Paediatric severe malaria patients have never been studied in detail in Asia and comparison with findings in adults is important in the assessment of possible differences in pathophysiology between these groups. Retinal changes associated with microcirculatory obstruction can also be compared with changes in microcirculatory blood flow elsewhere in the body using orthogonal polarising spectroscopy. It is hoped that by assessing these multiple variables simultaneously, a clearer understanding of the role of microcirculatory obstruction in severe malaria will be obtained, which could have important consequences for the design of therapeutic interventions. Detailed assessment of retinopathy can also prove to be a valuable surrogate marker in intervention studies that aim to improve microcirculatory blood flow. A larger study of sufficient power will be required to examine the association of different presenting syndromes and disease outcome with retinopathy.
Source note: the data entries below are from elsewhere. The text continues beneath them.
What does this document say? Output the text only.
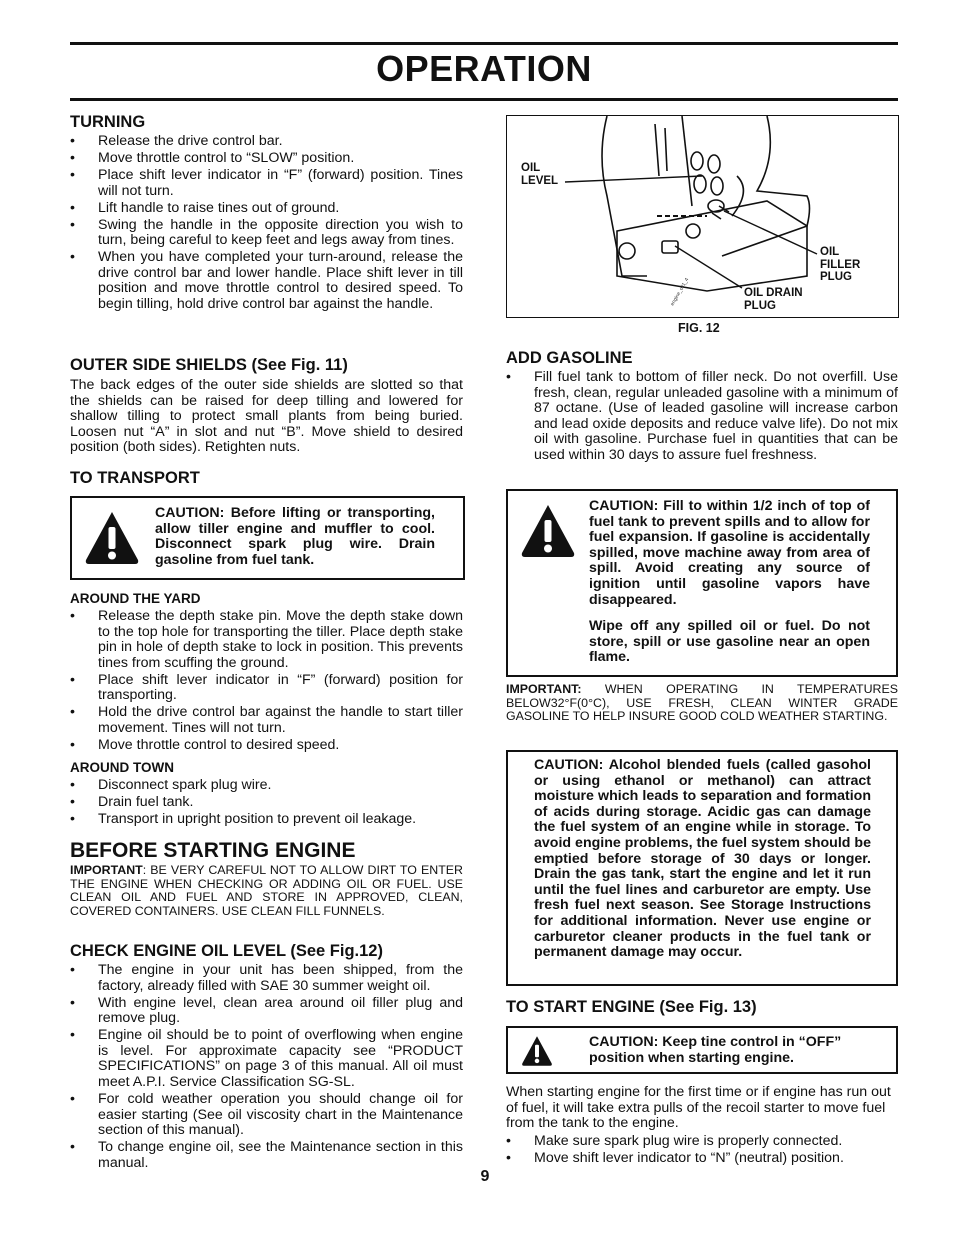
OPERATION
TURNING
• Release the drive control bar.
• Move throttle control to “SLOW” position.
• Place shift lever indicator in “F” (forward) position. Tines will not turn.
• Lift handle to raise tines out of ground.
• Swing the handle in the opposite direction you wish to turn, being careful to keep feet and legs away from tines.
• When you have completed your turn-around, release the drive control bar and lower handle. Place shift lever in till position and move throttle control to desired speed. To begin tilling, hold drive control bar against the handle.
OUTER SIDE SHIELDS (See Fig. 11)

The back edges of the outer side shields are slotted so that the shields can be raised for deep tilling and lowered for shallow tilling to protect small plants from being buried. Loosen nut “A” in slot and nut “B”. Move shield to desired position (both sides). Retighten nuts.

TO TRANSPORT

CAUTION: Before lifting or transporting, allow tiller engine and muffler to cool. Disconnect spark plug wire. Drain gasoline from fuel tank.

AROUND THE YARD
• Release the depth stake pin. Move the depth stake down to the top hole for transporting the tiller. Place depth stake pin in hole of depth stake to lock in position. This prevents tines from scuffing the ground.
• Place shift lever indicator in “F” (forward) position for transporting.
• Hold the drive control bar against the handle to start tiller movement. Tines will not turn.
• Move throttle control to desired speed.
AROUND TOWN
• Disconnect spark plug wire.
• Drain fuel tank.
• Transport in upright position to prevent oil leakage.
BEFORE STARTING ENGINE

IMPORTANT: BE VERY CAREFUL NOT TO ALLOW DIRT TO ENTER THE ENGINE WHEN CHECKING OR ADDING OIL OR FUEL. USE CLEAN OIL AND FUEL AND STORE IN APPROVED, CLEAN, COVERED CONTAINERS. USE CLEAN FILL FUNNELS.

CHECK ENGINE OIL LEVEL (See Fig.12)
• The engine in your unit has been shipped, from the factory, already filled with SAE 30 summer weight oil.
• With engine level, clean area around oil filler plug and remove plug.
• Engine oil should be to point of overflowing when engine is level. For approximate capacity see “PRODUCT SPECIFICATIONS” on page 3 of this manual. All oil must meet A.P.I. Service Classification SG-SL.
• For cold weather operation you should change oil for easier starting (See oil viscosity chart in the Maintenance section of this manual).
• To change engine oil, see the Maintenance section in this manual.
engine_oil1_4
OIL
LEVEL
OIL
FILLER
PLUG
OIL DRAIN
PLUG
FIG. 12
ADD GASOLINE
• Fill fuel tank to bottom of filler neck. Do not overfill. Use fresh, clean, regular unleaded gasoline with a minimum of 87 octane. (Use of leaded gasoline will increase carbon and lead oxide deposits and reduce valve life). Do not mix oil with gasoline. Purchase fuel in quantities that can be used within 30 days to assure fuel freshness.

CAUTION: Fill to within 1/2 inch of top of fuel tank to prevent spills and to allow for fuel expansion. If gasoline is accidentally spilled, move machine away from area of spill. Avoid creating any source of ignition until gasoline vapors have disappeared.

Wipe off any spilled oil or fuel. Do not store, spill or use gasoline near an open flame.

IMPORTANT: WHEN OPERATING IN TEMPERATURES BELOW32°F(0°C), USE FRESH, CLEAN WINTER GRADE GASOLINE TO HELP INSURE GOOD COLD WEATHER STARTING.

CAUTION: Alcohol blended fuels (called gasohol or using ethanol or methanol) can attract moisture which leads to separation and formation of acids during storage. Acidic gas can damage the fuel system of an engine while in storage. To avoid engine problems, the fuel system should be emptied before storage of 30 days or longer. Drain the gas tank, start the engine and let it run until the fuel lines and carburetor are empty. Use fresh fuel next season. See Storage Instructions for additional information. Never use engine or carburetor cleaner products in the fuel tank or permanent damage may occur.

TO START ENGINE (See Fig. 13)

CAUTION: Keep tine control in “OFF” position when starting engine.

When starting engine for the first time or if engine has run out of fuel, it will take extra pulls of the recoil starter to move fuel from the tank to the engine.

• Make sure spark plug wire is properly connected.
• Move shift lever indicator to “N” (neutral) position.
9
In conclusion, this study describes a new technique to document objectively and to describe the retinal changes associated with severe falciparum malaria. Malaria retinopathy is very common in adults with severe malaria, particularly cerebral malaria. The absence of retinal vessel changes in adults was conspicuous and may indicate a difference in the calibre of vessels involved in sequestration between adults and children. The presence of retinal whitening and its association with coma suggest that a compromised microcirculation has important pathophysiological significance in severe and cerebral malaria.

Funding

The Mahidol–Oxford Tropical Medicine Research Unit is funded by the Wellcome Trust of Great Britain.

Conflicts of interest

None declared.

Ethical approval

Ethical clearance for the study was obtained from the Oxford Tropical Research Ethics Committee (OXTREC) and the Bangladesh Medical Research Council.

Authors’ contributions

RJM, AMD, CCC and NAVB designed the study protocol; RJM, AAS, CCC and PC carried out the clinical assessments; MAF, AH, EBY, MGH and MUH helped with organisation and execution of the study; RJM carried out the analysis and interpretation of the data; RJM, AMD, NAVB, NJW, NPJD, AAS, MAF and CCC drafted the manuscript. All authors read and approved the final manuscript. AMD is guarantor of the paper.